Is this true? I happen to think not. I believe that a limited government actually has a better chance of doing that which it was originally intended to accomplish. The problem we are having is that as our governments have grown, they have lost the ability to react to the desires and needs of the citizens. Political parties are suffering from the same disease.
As a centralized government grows it becomes more and more distant from the citizen it is intended to serve. It becomes harder for citizens to navigate through the halls of government to achieve even the simplest task. Imagine just seeking a building permit to build a small shed upon the property that you already own. This permit is not intended to safe guard the community. It is intended to provide revenue for the ever-growing local government. To pay for those government jobs we discussed earlier. How many people must see your application before it is approved? How much time is lost in building the shed as you wait approval?
Now expand that process when you are required to apply for not only local, not only state, not only federal, but all three. Including any number of agencies within the three. Is it any wonder that businesses are leaving the USA? Is it any wonder that the economy is slow in recovering from the recession?
Political parties suffer from the same trouble. As the parties have become larger, they have lost the ability to hear and react to their rank and file. Oh, they will pander to the loudest of their special interest groups. But have lost contact with the average citizen’s mood concerning many other issues.

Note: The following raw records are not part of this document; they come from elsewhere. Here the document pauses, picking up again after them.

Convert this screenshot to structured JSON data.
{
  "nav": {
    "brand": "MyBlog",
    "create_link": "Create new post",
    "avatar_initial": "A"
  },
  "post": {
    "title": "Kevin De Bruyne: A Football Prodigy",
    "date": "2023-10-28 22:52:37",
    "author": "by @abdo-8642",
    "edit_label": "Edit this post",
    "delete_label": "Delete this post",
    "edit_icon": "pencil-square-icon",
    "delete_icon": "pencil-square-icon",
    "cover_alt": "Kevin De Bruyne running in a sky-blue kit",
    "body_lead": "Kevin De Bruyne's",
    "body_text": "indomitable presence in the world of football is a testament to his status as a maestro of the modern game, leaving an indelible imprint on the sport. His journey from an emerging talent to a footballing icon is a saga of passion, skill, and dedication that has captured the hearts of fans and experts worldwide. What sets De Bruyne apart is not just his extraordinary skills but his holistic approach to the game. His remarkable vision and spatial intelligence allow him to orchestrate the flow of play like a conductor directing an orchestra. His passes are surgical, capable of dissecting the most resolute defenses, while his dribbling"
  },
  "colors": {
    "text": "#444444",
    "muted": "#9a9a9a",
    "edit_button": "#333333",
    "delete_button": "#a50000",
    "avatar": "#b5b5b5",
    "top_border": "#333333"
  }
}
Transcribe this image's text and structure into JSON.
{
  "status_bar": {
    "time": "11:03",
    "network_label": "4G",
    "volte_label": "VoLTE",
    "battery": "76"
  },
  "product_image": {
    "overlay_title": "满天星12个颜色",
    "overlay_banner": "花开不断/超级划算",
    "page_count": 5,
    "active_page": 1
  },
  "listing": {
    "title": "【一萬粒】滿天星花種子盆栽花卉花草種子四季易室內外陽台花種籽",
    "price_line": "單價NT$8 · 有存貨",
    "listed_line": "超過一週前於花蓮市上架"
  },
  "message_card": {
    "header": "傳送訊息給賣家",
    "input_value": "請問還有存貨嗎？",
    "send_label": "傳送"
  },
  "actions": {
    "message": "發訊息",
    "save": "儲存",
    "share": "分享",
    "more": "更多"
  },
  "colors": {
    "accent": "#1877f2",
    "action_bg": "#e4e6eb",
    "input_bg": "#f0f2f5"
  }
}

This leads to the party attempting to drive the issues. To decide what is important to the citizens and then to convince the citizens that it is important to them. Much in the same way that elected official attempt to convince citizens of what is the most important issues facing the nation, state or local community.
The real problem is that we no longer seem able to find candidates with the courage to reach above the low hanging fruit of issues. The current crop of candidates will gladly mouth the mantra of, “the number one issue facing us today is”, insert issue here.
What we really need are candidates that can recognize what truly is the number one issue facing us today, depending on whether it is local, state or national. But they must also be willing to deal with other issue as well. They must be willing to deliver this message, even when the popular opinion of the media and pundits say otherwise.
As we move closer and closer towards election day 2012, I hope that we can have the courage to demand more than the same old thing from candidates. So that we can address all issues facing us today. Not just the number one issue. I believe we can address the number one, the number two and right down the line to the one hundred and thirty-second issue facing us today. But it will require that the people have a voice in the choice of the candidates, nationally, and at the state and local levels. Get involved!